August 03, 2022

Go time: On the Doorstep of a Recession, Rural SMBs Find Success Using Multiple Selling Methods

By Hitha Herzog

It’s 5:30 am in the Village of Los Ranchos, New Mexico. For most, pre-dawn hours equate to  deep sleep. But for the rural small business owners (SMBs) of the Los Ranchos Growers Market, 5:30 am is mid-morning. Most days, the parking lot of the Los Ranchos fire station is empty, but on Saturdays, vendors who traveled from neighboring villages and towns gathered to sell their products. For these types of sellers, farmer’s markets and similar outdoor marketplaces are an ideal place to connect with customers, create a community and sell merchandise. 

According to a new report published by the Data Catalyst Institute (DCI) about rural SMB sellers – just like the ones at the Los Ranchos Growers Market – the typical SMB seller uses three or four different methods for selling products to consumers.

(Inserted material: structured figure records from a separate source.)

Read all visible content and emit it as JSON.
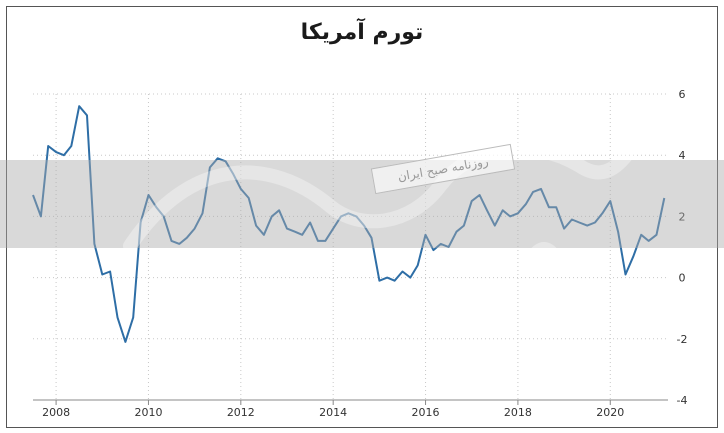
{
  "chart_data": {
    "type": "line",
    "title": "تورم آمریکا",
    "xlabel": "",
    "ylabel": "",
    "xlim": [
      2007.5,
      2021.25
    ],
    "ylim": [
      -4,
      6
    ],
    "x_ticks": [
      "2008",
      "2010",
      "2012",
      "2014",
      "2016",
      "2018",
      "2020"
    ],
    "y_ticks": [
      "6",
      "4",
      "2",
      "0",
      "-2",
      "-4"
    ],
    "grid": true,
    "series": [
      {
        "color": "#2e6ea6",
        "x": [
          2007.5,
          2007.67,
          2007.83,
          2008.0,
          2008.17,
          2008.33,
          2008.5,
          2008.67,
          2008.83,
          2009.0,
          2009.17,
          2009.33,
          2009.5,
          2009.67,
          2009.83,
          2010.0,
          2010.17,
          2010.33,
          2010.5,
          2010.67,
          2010.83,
          2011.0,
          2011.17,
          2011.33,
          2011.5,
          2011.67,
          2011.83,
          2012.0,
          2012.17,
          2012.33,
          2012.5,
          2012.67,
          2012.83,
          2013.0,
          2013.17,
          2013.33,
          2013.5,
          2013.67,
          2013.83,
          2014.0,
          2014.17,
          2014.33,
          2014.5,
          2014.67,
          2014.83,
          2015.0,
          2015.17,
          2015.33,
          2015.5,
          2015.67,
          2015.83,
          2016.0,
          2016.17,
          2016.33,
          2016.5,
          2016.67,
          2016.83,
          2017.0,
          2017.17,
          2017.33,
          2017.5,
          2017.67,
          2017.83,
          2018.0,
          2018.17,
          2018.33,
          2018.5,
          2018.67,
          2018.83,
          2019.0,
          2019.17,
          2019.33,
          2019.5,
          2019.67,
          2019.83,
          2020.0,
          2020.17,
          2020.33,
          2020.5,
          2020.67,
          2020.83,
          2021.0,
          2021.17
        ],
        "values": [
          2.7,
          2.0,
          4.3,
          4.1,
          4.0,
          4.3,
          5.6,
          5.3,
          1.1,
          0.1,
          0.2,
          -1.3,
          -2.1,
          -1.3,
          1.8,
          2.7,
          2.3,
          2.0,
          1.2,
          1.1,
          1.3,
          1.6,
          2.1,
          3.6,
          3.9,
          3.8,
          3.4,
          2.9,
          2.6,
          1.7,
          1.4,
          2.0,
          2.2,
          1.6,
          1.5,
          1.4,
          1.8,
          1.2,
          1.2,
          1.6,
          2.0,
          2.1,
          2.0,
          1.7,
          1.3,
          -0.1,
          0.0,
          -0.1,
          0.2,
          0.0,
          0.4,
          1.4,
          0.9,
          1.1,
          1.0,
          1.5,
          1.7,
          2.5,
          2.7,
          2.2,
          1.7,
          2.2,
          2.0,
          2.1,
          2.4,
          2.8,
          2.9,
          2.3,
          2.3,
          1.6,
          1.9,
          1.8,
          1.7,
          1.8,
          2.1,
          2.5,
          1.5,
          0.1,
          0.7,
          1.4,
          1.2,
          1.4,
          2.6
        ]
      }
    ]
  },
  "watermark": {
    "label": "روزنامه صبح ایران",
    "color": "#aaaaaa"
  }
}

According to the study, their most popular sales methods are: business-owned web stores (57% of rural SMBs use), online marketplaces (also 57%), brick and mortar retail stores (53%) and offline marketplaces such as farmer’s markets, antique shows and similar in-person gatherings (47%). 

For many of the vendors at the Los Ranchos Grower’s Market, such a multi-method approach is crucial. Take for example Pamela Armbrecht, an artisan vendor located in Los Ranchos who I met recently. Her quilting business, PamsQuiltsandMore, has multiple revenue streams that include her modest vendor stand where she meets customers in person at the Los Ranchos Growers Market (offline marketplace) and a digital storefront on Etsy.com (online marketplace), where at the time of writing, she has 60 products listed for sale and customers located far away can buy them. The DCI report notes that 33% of rural SMBs say such online marketplaces are effective for them selling over long distances (36% say a business-owned web store; they aren’t mutually exclusive).

The ability to sell merchandise via online marketplaces and business-owned web stores requires the business to have an internet connection – hopefully a good one. The need was so dire for South Boston, a rural town in southern Virginia, it leveraged partnerships with Mid-Atlantic Broadband and Microsoft TechSpark Virginia to create the SOVA Innovation Hub in 2020, a non-profit organization. The 15,000 square foot hub focuses on entrepreneurship and digital skills training, access to technology experts, and is home to coworking and meeting spaces. The town – once reliant on tobacco for its main source of income – now hosts a thriving main street with small businesses ranging from flower shops and caterers to homewares and gift stores.

Thinking about fiber optics and broadband internet is critical as local, state, and federal government agencies focus on U.S. economic recovery post-COVID and the role of small businesses as part of that recovery, as SMBs account for 44% of all U.S. economic activity. Dave Cline, founder of Piedmont CMG, a Ware Shoals, SC-based plastic component manufacturing company, experienced the lack of growth due to insufficient access to connectivity. “The company was growing, but we could not reliably communicate with our (global) customers … because of either insufficient or unreliable service,” said Cline in an interview with the Greenville News. Orders were coming in and business was brisk, yet dozens of jobs hung in the balance for a rural S.C. manufacturer l because of lagging internet speeds.

As the U.S. sits on the doorstep of a recession, rural small businesses must go into offensive mode in order to sustain revenues and move product. The good news: with several methods of selling products, rural SMBs will have an easier time accessing customers in different markets of the U.S. and around the world. 

Hitha Herzog is Chief Research Analyst at H Squared Doneger TOBE and a Data Catalyst Institute Retail Fellow. The views written here by Herzog do not necessarily reflect the views of the Data Catalyst Institute.